Tentu saja, acara masak memasak itu bukan dalam rangka hari ibu atau hari Kartini. Mereka memasak massal untuk persembahan pada acara unggah-unggahan.
Acara ritual yang dilakukan setahun sekali ini digelar oleh ribuan penganut Islam Jawa yang ada di sekitar Banyumas dan Cilacap. Mereka menyebutnya Trah Bonokeling. Hingga saat ini 'kerajaan' Bonokeling
masih tetap terjaga, baik struktur pemerintahan maupun sistem sosialnya.
Ritual unggah-unggahan tersebut merupakan acara puncak menyambut bulan puasa. Meskipun pada awalnya, sebelum Islam datang, acara tersebut dilakukan sebelum masa tanam padi. Peserta ritual berasal dari Banyumas dan Cilacap. Mereka datang ke tempat ritual dengan cara berjalan kaki. Pun saat menuju tempat ritual yang jaraknya bisa mencapai 25 kilometer, mereka dilarang menggunakan alas kaki.
"Ini simbol bahwa manusia harus bersahabat dengan alam, lahir dari tanah dan kembali ke tanah," terang Sumitro.

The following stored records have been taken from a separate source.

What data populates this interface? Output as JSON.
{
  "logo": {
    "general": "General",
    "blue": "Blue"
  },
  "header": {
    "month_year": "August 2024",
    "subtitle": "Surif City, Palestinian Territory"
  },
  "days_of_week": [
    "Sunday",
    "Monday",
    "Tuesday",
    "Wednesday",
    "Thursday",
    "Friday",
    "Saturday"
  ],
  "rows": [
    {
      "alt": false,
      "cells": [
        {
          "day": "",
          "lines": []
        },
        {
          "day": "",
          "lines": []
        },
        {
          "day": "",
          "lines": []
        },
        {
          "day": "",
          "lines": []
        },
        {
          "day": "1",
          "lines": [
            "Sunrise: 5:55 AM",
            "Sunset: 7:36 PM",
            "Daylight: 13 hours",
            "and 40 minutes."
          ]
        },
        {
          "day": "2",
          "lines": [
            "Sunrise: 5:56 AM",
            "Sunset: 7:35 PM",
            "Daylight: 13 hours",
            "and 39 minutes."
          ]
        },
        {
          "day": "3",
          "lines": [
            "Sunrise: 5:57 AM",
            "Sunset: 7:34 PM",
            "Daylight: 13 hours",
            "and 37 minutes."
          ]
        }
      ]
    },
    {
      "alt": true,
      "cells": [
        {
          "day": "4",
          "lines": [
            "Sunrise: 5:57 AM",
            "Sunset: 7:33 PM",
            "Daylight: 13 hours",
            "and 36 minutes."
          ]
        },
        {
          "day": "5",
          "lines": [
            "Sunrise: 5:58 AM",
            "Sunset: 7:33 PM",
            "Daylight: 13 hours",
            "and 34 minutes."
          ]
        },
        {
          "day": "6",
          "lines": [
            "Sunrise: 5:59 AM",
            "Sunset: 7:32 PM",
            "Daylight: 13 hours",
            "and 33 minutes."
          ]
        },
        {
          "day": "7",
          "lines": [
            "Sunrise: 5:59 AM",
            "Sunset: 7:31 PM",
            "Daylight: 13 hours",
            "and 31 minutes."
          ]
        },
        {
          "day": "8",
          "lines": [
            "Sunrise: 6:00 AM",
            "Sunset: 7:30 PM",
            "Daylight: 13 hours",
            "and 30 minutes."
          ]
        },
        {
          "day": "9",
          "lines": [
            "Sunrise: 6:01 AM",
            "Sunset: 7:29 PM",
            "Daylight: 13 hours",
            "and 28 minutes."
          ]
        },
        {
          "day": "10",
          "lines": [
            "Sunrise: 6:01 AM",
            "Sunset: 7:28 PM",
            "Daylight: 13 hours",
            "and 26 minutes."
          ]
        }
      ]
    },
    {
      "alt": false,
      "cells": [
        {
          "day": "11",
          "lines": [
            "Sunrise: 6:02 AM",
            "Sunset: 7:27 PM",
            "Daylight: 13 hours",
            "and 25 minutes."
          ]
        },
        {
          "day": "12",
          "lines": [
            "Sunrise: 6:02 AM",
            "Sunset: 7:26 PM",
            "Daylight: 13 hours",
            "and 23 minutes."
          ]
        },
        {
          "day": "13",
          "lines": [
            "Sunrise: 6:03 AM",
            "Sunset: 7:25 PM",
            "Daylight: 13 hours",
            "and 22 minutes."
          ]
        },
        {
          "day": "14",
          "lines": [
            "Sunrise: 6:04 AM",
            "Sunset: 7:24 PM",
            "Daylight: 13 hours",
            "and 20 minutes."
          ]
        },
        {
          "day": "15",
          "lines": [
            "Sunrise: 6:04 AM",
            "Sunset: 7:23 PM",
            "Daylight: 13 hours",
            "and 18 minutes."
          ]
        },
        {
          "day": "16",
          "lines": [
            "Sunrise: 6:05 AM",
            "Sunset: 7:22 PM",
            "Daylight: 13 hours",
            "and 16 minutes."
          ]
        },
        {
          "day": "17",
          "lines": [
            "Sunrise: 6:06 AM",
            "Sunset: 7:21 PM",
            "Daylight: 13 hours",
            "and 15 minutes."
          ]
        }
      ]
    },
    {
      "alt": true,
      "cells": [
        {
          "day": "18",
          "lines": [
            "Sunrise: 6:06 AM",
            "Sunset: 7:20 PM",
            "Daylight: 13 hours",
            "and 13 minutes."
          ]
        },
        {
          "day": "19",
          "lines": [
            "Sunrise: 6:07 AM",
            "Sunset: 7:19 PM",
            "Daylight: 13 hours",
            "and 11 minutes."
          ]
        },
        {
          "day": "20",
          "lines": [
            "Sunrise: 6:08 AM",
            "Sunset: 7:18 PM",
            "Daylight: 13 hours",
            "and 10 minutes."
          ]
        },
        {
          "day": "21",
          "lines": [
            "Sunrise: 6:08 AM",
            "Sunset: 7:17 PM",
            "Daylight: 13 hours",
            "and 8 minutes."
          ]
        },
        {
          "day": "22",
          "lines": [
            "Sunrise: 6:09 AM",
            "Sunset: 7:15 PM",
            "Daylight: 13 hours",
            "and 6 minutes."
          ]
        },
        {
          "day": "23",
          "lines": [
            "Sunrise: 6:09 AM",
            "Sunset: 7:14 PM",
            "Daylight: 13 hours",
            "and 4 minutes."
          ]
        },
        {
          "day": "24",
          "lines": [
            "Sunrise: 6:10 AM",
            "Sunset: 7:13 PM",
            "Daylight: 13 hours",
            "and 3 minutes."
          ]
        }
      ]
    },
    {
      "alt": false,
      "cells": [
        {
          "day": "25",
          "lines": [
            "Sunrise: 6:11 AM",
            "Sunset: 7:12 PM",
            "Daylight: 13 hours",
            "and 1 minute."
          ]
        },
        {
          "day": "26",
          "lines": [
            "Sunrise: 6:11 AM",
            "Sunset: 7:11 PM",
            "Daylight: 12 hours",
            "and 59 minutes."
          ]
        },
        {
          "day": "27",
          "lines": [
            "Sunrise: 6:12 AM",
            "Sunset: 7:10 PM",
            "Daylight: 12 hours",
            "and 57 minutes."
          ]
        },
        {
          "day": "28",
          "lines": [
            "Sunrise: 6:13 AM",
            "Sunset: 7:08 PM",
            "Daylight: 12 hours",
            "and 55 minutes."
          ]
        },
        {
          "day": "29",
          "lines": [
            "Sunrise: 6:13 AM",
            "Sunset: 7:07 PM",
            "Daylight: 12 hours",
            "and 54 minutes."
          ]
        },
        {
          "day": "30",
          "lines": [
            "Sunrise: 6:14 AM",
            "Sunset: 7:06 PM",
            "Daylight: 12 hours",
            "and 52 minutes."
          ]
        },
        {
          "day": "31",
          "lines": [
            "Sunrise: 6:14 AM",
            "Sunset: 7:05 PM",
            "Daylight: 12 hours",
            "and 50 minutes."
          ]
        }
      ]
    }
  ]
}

Djoyosrono (53) pengikut Bonokeling dari Kalikudi Cilacap mengatakan, mereka berangkat dari Cilacap pagi hari. Setelah berjalan hampir enam jam, mereka sampai di tempat ritual.
"Selama dalam perjalanan, kami dilarang untuk berbicara atau tapa bisu," katanya.
Perjalanan jauh tanpa alas kaki ini, kata Djoyosrono, merupakan proses menyucikan diri menjelang bulan puasa. Dari perjalanan tersebut, diharapkan muncul keikhlasan pikir dan perasaan agar dalam menjalankan puasa bisa diterima.
Ritual tahun ini, mereka menyembelih 24 kambing yang merupakan sumbangan dari pengikut Bonokeling. Setelah berdzikir semalaman (dzikirnya menggunakan bahasa Jawa), acara dilanjutkan siang harinya dengan memasak massal.
"Masakan yang telah matang lalu dibawa ke makam Bonokeling untuk didoakan bersama,” terang Kartasari (75) juru kunci makam Bonokeling.
Tidak sembarang orang boleh masuk komplek makam tersebut. Mereka yang boleh masuk harus menggunakan ikat kepala dengan baju berwarna hitam.
Kartasari mengatakan, ritual tersebut merupakan penanda terjaganya warisan leluhur. Meski dia juga tak menolak modernisasi. "Kalau yang sudah tua dan tak sanggup berjalan, boleh naik kendaraan umum," katanya.